Anne sütünün bebeğe özgü olması, sindiriminin inek sütüne göre daha kolay olmasını sağlamakla birlikte inek sütüne göre protein ve mineral içeriğinin daha az olması bebeğin hem sindirimi hem de böbreklerinin sağlığı açısından önem arz etmektedir. Ayrıca anne sütünde bulunan demir, çinko gibi minerallerin bebek tarafından kullanımı ve emilimi inek sütüne göre çok daha fazladır. Örneğin anne sütündeki demirin emilimi inek sütüne göre 5 kat daha fazladır.
Anne sütündeki yağ içeriğine bakılırsa daha kolay sindirilebilen doymamış yağ asitleri oranının fazla olduğu görülür. Beyin ve sinir sistemi için gerekli olan yağ asitleri anne sütünde inek sütüne göre 8 kat fazla bulunur ve bu yağ asitleri ilk 4 ay bebekler tarafından sentezlenemediği için anne sütüyle alınması zorunludur. Bunlara ek olarak, anne sütü her zaman kullanıma uygundur; her zaman taze ve temiz olarak bulunur. Aynı zamanda doğal ve ekonomik bir beslenme kaynağıdır.

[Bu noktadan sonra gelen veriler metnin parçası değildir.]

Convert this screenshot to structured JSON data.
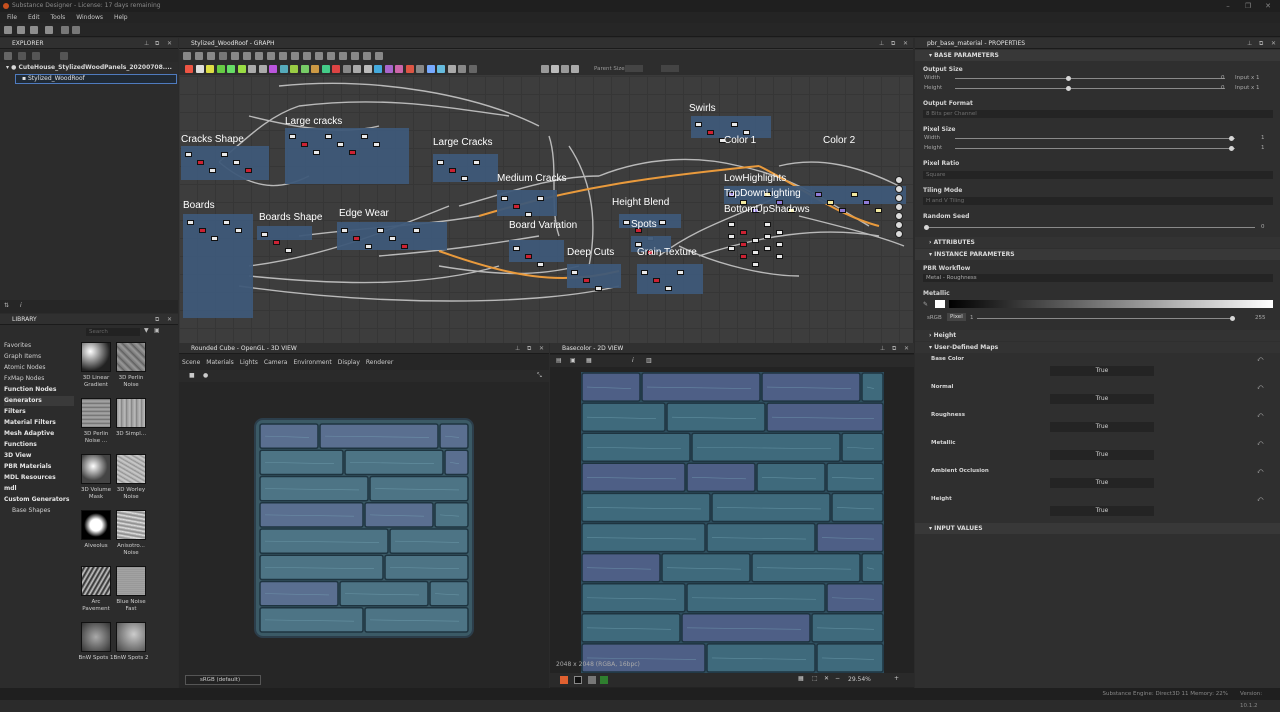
{
  "window": {
    "title": "Substance Designer - License: 17 days remaining"
  },
  "menu": [
    "File",
    "Edit",
    "Tools",
    "Windows",
    "Help"
  ],
  "explorer": {
    "title": "EXPLORER",
    "package": "CuteHouse_StylizedWoodPanels_20200708....",
    "graph": "Stylized_WoodRoof"
  },
  "library": {
    "title": "LIBRARY",
    "search_placeholder": "Search",
    "categories": [
      {
        "label": "Favorites",
        "bold": false
      },
      {
        "label": "Graph Items",
        "bold": false
      },
      {
        "label": "Atomic Nodes",
        "bold": false
      },
      {
        "label": "FxMap Nodes",
        "bold": false
      },
      {
        "label": "Function Nodes",
        "bold": true
      },
      {
        "label": "Generators",
        "bold": true
      },
      {
        "label": "Filters",
        "bold": true
      },
      {
        "label": "Material Filters",
        "bold": true
      },
      {
        "label": "Mesh Adaptive",
        "bold": true
      },
      {
        "label": "Functions",
        "bold": true
      },
      {
        "label": "3D View",
        "bold": true
      },
      {
        "label": "PBR Materials",
        "bold": true
      },
      {
        "label": "MDL Resources",
        "bold": true
      },
      {
        "label": "mdl",
        "bold": true
      },
      {
        "label": "Custom Generators",
        "bold": true
      },
      {
        "label": "Base Shapes",
        "bold": false
      }
    ],
    "items": [
      {
        "label": "3D Linear Gradient"
      },
      {
        "label": "3D Perlin Noise"
      },
      {
        "label": "3D Perlin Noise ..."
      },
      {
        "label": "3D Simpl..."
      },
      {
        "label": "3D Volume Mask"
      },
      {
        "label": "3D Worley Noise"
      },
      {
        "label": "Alveolus"
      },
      {
        "label": "Anisotro... Noise"
      },
      {
        "label": "Arc Pavement"
      },
      {
        "label": "Blue Noise Fast"
      },
      {
        "label": "BnW Spots 1"
      },
      {
        "label": "BnW Spots 2"
      }
    ]
  },
  "graph": {
    "title": "Stylized_WoodRoof - GRAPH",
    "parent_size_label": "Parent Size:",
    "frames": [
      "Cracks Shape",
      "Large cracks",
      "Large Cracks",
      "Medium Cracks",
      "Swirls",
      "Color 1",
      "Color 2",
      "Boards",
      "Boards Shape",
      "Edge Wear",
      "Board Variation",
      "Height Blend",
      "Spots",
      "Deep Cuts",
      "Grain Texture",
      "LowHighlights",
      "TopDownLighting",
      "BottomUpShadows"
    ]
  },
  "view3d": {
    "title": "Rounded Cube - OpenGL - 3D VIEW",
    "menu": [
      "Scene",
      "Materials",
      "Lights",
      "Camera",
      "Environment",
      "Display",
      "Renderer"
    ],
    "colorspace": "sRGB (default)"
  },
  "view2d": {
    "title": "Basecolor - 2D VIEW",
    "info": "2048 x 2048 (RGBA, 16bpc)",
    "zoom": "29.54%"
  },
  "properties": {
    "title": "pbr_base_material - PROPERTIES",
    "base_parameters": "BASE PARAMETERS",
    "output_size": "Output Size",
    "width": "Width",
    "height": "Height",
    "width_value": "0",
    "height_value": "0",
    "input_x1": "Input x 1",
    "output_format": "Output Format",
    "output_format_value": "8 Bits per Channel",
    "pixel_size": "Pixel Size",
    "pixel_width_value": "1",
    "pixel_height_value": "1",
    "pixel_ratio": "Pixel Ratio",
    "pixel_ratio_value": "Square",
    "tiling_mode": "Tiling Mode",
    "tiling_mode_value": "H and V Tiling",
    "random_seed": "Random Seed",
    "random_seed_value": "0",
    "attributes": "ATTRIBUTES",
    "instance_parameters": "INSTANCE PARAMETERS",
    "pbr_workflow": "PBR Workflow",
    "pbr_workflow_value": "Metal - Roughness",
    "metallic": "Metallic",
    "srgb": "sRGB",
    "pixel": "Pixel",
    "metallic_min": "1",
    "metallic_max": "255",
    "height_group": "Height",
    "user_maps": "User-Defined Maps",
    "maps": [
      {
        "name": "Base Color",
        "value": "True"
      },
      {
        "name": "Normal",
        "value": "True"
      },
      {
        "name": "Roughness",
        "value": "True"
      },
      {
        "name": "Metallic",
        "value": "True"
      },
      {
        "name": "Ambient Occlusion",
        "value": "True"
      },
      {
        "name": "Height",
        "value": "True"
      }
    ],
    "input_values": "INPUT VALUES"
  },
  "status": {
    "text": "Substance Engine: Direct3D 11  Memory: 22%",
    "version": "Version: 10.1.2"
  }
}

Anne sütü içerdiği protein, enerji, yağ, karbonhidrat, enzimler, vitamin ve mineraller, hormonlar sayesinde bebeklerin birçok hastalıklara karşı daha dayanıklı olmasına yardımcı olur. Anne sütü ile beslenen çocuklarda alerji sorunu daha az görülmektedir. Anne sütü bebekte pişik gelişimini engeller. Emzirme sayesinde anne ve bebek arasındaki bağ daha güçlü olur ve bu sayede bebek sağlıklı bir kişilik kazanılır. Bebeklerin sağlıklı büyümesine ve zekasının gelişmesine yardımcıdır. Bebeklerin huzurlu olmasına yardımcı olur. Bebeklerin rahat uykuya geçmelerine olanak tanır.
Bebeğe olan faydalar dışında, emziren annenin hamilelik sırasında aldığı kiloları daha rahat vermesine yardımcı olur. Annenin meme ve yumurtalık kanseri, menopoz sonrasında osteoporoz ve kalça kırığı olma riskinin azalmasını sağlar.